The decision by the German Constitutional Court to ask the European Court of Justice (ECJ) whether the European Central Bank violated the European Union Treaties when it promised to do whatever it takes to stabilize the euro, including buying sovereign bonds on financial markets, is potentially very significant for the future of European politics. The German Court announced Friday two different decisions.
First of all, it said that from its point of view “there are important reasons to assume that” the Outright Monetary Transactions Program “exceeds the European Central Bank’s monetary policy mandate and thus infringes the powers of the member states, and that it violates the prohibition of monetary financing of the budget.”
However, at the same time, by a 6-2 majority decision, Germany's top judges asked the European court in Luxembourg for a preliminary ruling on whether the ECB breached its mandate when in 2012 it agreed to do "whatever it takes" to preserve the euro. By doing so, the Karlsruhe tribunal has admitted the European nature of the ECB. Never before had the German judges asked the ECJ for a preliminary ruling on European matters.
The German tribunal has not ruled that EU law has primacy over national constitutions. Up to now, however, the Karlsruhe Court had always thought that it could have the last word on European matters as the European Union was to be considered a confederation of nation states, not a federation of component states, and democracy was based on national representation rather than European representation.
One should have no illusion. If the German judges have decided to sidestep the decision, it’s probably because they had to take into account the opinion of the political establishment. The Court’s independence is limited, as much as the one of the Bundesbank. Both are strong and credible institutions, but they have to consider the political indications coming from Berlin. It would have been very difficult for the judges to consider the OMT program in violation of EU Treaties after the federal government repeatedly gave its support to the ECB on this matter.
This said, the decision by the German Court remains particularly important for two reasons. Firstly, once again after many uncertainties Germany takes a pro-European stance. Generally speaking, the decision by the ECB to buy public debt on financial markets has provoked a strong feeling of uneasiness. Many Germans believe deep down that the ECB's sovereign bond purchases do violate the EU Treaties, but they have been ready to accept them for the sake of the euro’s future. As the German judges wrote, the OMT program has had the merit to stabilize the eurozone.
Secondly, the decision is important for legal reasons.

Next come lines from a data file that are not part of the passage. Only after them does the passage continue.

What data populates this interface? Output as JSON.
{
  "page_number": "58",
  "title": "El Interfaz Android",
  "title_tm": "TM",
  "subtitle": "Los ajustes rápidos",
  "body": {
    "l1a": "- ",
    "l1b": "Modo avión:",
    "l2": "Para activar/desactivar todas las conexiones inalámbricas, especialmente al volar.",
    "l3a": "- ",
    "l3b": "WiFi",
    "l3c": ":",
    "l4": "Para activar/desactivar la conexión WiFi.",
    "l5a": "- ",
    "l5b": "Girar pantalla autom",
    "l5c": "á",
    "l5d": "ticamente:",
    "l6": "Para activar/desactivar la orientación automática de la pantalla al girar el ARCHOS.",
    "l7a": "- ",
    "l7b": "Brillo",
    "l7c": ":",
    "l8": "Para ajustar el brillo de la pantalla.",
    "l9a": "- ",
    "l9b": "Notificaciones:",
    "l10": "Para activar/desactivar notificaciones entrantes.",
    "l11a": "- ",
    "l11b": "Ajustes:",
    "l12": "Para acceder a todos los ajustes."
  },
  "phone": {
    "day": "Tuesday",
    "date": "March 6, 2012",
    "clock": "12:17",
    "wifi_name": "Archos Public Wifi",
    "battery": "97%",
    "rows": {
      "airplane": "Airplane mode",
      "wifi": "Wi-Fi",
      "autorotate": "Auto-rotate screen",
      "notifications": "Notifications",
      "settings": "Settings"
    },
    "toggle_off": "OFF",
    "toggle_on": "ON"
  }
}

As it needed to bow to the government’s pressure without betraying its interpretation of the ECB’s action, the Karlsruhe Court opted to refer the matter to the ECJ.
Let’s put aside for a second the decision the ECJ will make, although presumably it will uphold the ECB’s choice. By accepting the supremacy of the Luxembourg tribunal, the Karlsruhe Court is admitting indirectly the changing nature of the EU. It is no longer a confederation, although it’s not yet a fully-fledged federation. The judgement is an interesting precedent. One can presume that it will strengthen the hand of the most pro-Europeans in the German establishment and at the same time scale back the role of the Karlsruhe Court in European policy-making.